Les projections des seules dépenses de retraite sous‑estiment beaucoup l’impact budgétaire total du vieillissement
La dégradation probable du solde primaire sera sans doute nettement plus prononcée que l’impact des seules dépenses de retraite dans les pays qui ne prennent en compte que ces dernières. On peut le voir en examinant les projections des pays qui donnent des estimations des postes de dépenses budgétaires liées à l’âge autres que les retraites (tableau IV.5, partie A).
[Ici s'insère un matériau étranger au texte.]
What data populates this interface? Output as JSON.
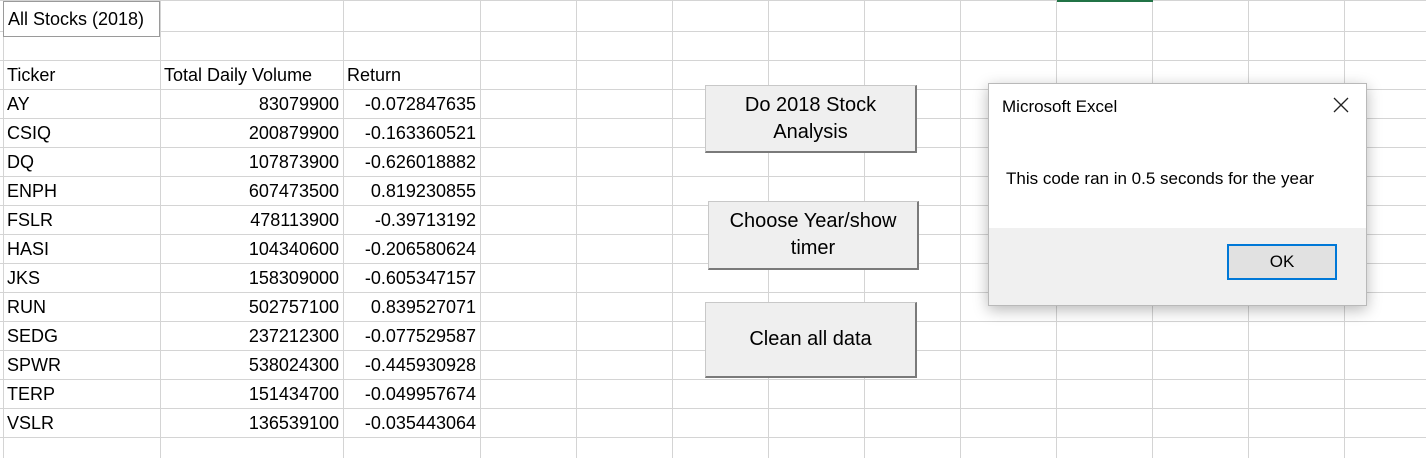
{
  "sheet": {
    "title_cell": "All Stocks (2018)",
    "headers": {
      "ticker": "Ticker",
      "volume": "Total Daily Volume",
      "return": "Return"
    },
    "rows": [
      {
        "ticker": "AY",
        "volume": "83079900",
        "return": "-0.072847635"
      },
      {
        "ticker": "CSIQ",
        "volume": "200879900",
        "return": "-0.163360521"
      },
      {
        "ticker": "DQ",
        "volume": "107873900",
        "return": "-0.626018882"
      },
      {
        "ticker": "ENPH",
        "volume": "607473500",
        "return": "0.819230855"
      },
      {
        "ticker": "FSLR",
        "volume": "478113900",
        "return": "-0.39713192"
      },
      {
        "ticker": "HASI",
        "volume": "104340600",
        "return": "-0.206580624"
      },
      {
        "ticker": "JKS",
        "volume": "158309000",
        "return": "-0.605347157"
      },
      {
        "ticker": "RUN",
        "volume": "502757100",
        "return": "0.839527071"
      },
      {
        "ticker": "SEDG",
        "volume": "237212300",
        "return": "-0.077529587"
      },
      {
        "ticker": "SPWR",
        "volume": "538024300",
        "return": "-0.445930928"
      },
      {
        "ticker": "TERP",
        "volume": "151434700",
        "return": "-0.049957674"
      },
      {
        "ticker": "VSLR",
        "volume": "136539100",
        "return": "-0.035443064"
      }
    ]
  },
  "buttons": {
    "analysis_line1": "Do 2018 Stock",
    "analysis_line2": "Analysis",
    "choose_line1": "Choose Year/show",
    "choose_line2": "timer",
    "clean": "Clean all data"
  },
  "dialog": {
    "title": "Microsoft Excel",
    "message": "This code ran in 0.5 seconds for the year",
    "ok_label": "OK",
    "close_icon": "close-icon"
  },
  "colors": {
    "gridline": "#d4d4d4",
    "button_face": "#efefef",
    "ok_border": "#0078d7",
    "dialog_footer": "#f0f0f0",
    "active_indicator": "#217346"
  }
}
Dans ces pays, les dépenses liées à l’âge autres que les pensions engendrent une dégradation supplémentaire du solde primaire de 2½ points de PIB (tableau IV.5, partie A, troisième et quatrième colonnes).
Malgré l’amélioration de la situation budgétaire structurelle au cours des années 90, le vieillissement exercera des pressions à la hausse sur la dette
L’effet global de ces évolutions sur la situation budgétaire dépendra de la variation cumulée du solde budgétaire au cours de la période examinée et de la modification connexe des paiements d’intérêts sur la dette. L’évolution de la dette en proportion du PIB est fortement conditionnée par les niveaux initiaux de l’endettement et du solde primaire, par la variation du solde primaire au cours de la période et par le taux d’intérêt présumé (par rapport à la croissance du PIB). Comme indiqué dans l’encadré IV.2, dans un pays type de faibles variations peuvent induire des différences prononcées d’ici à la fin de la période
[18], aussi les simulations concernant l’évolution de la dette dans les différents pays sont‑elles extrêmement incertaines. Néanmoins, les résultats présentés à l’encadré IV.2 donnent à penser que les pays seront mieux à même de faire face aux pressions du vieillissement si des excédents primaires suffisamment élevés leur permettent de réduire rapidement leur endettement net au cours de la période avant que les taux de dépendance ne commencent à croître fortement. Cela semble être le cas, par exemple, en Belgique et au Canada (deux pays qui ont aujourd’hui des niveaux d’endettement élevés). Par conséquent, des mesures destinées à dégager un excédent primaire sont souhaitables à ce titre dans un proche avenir, plus particulièrement pour les pays qui ont déjà des niveaux d’endettement élevés. Toutefois, il importe non seulement de porter l’excédent primaire à des niveaux appropriés mais aussi de l’y maintenir dans le long terme. Par ailleurs, pour le pays type l’impact cumulé du vieillissement sur la dette publique est de grande ampleur puisqu’il atteint environ 200 points de PIB.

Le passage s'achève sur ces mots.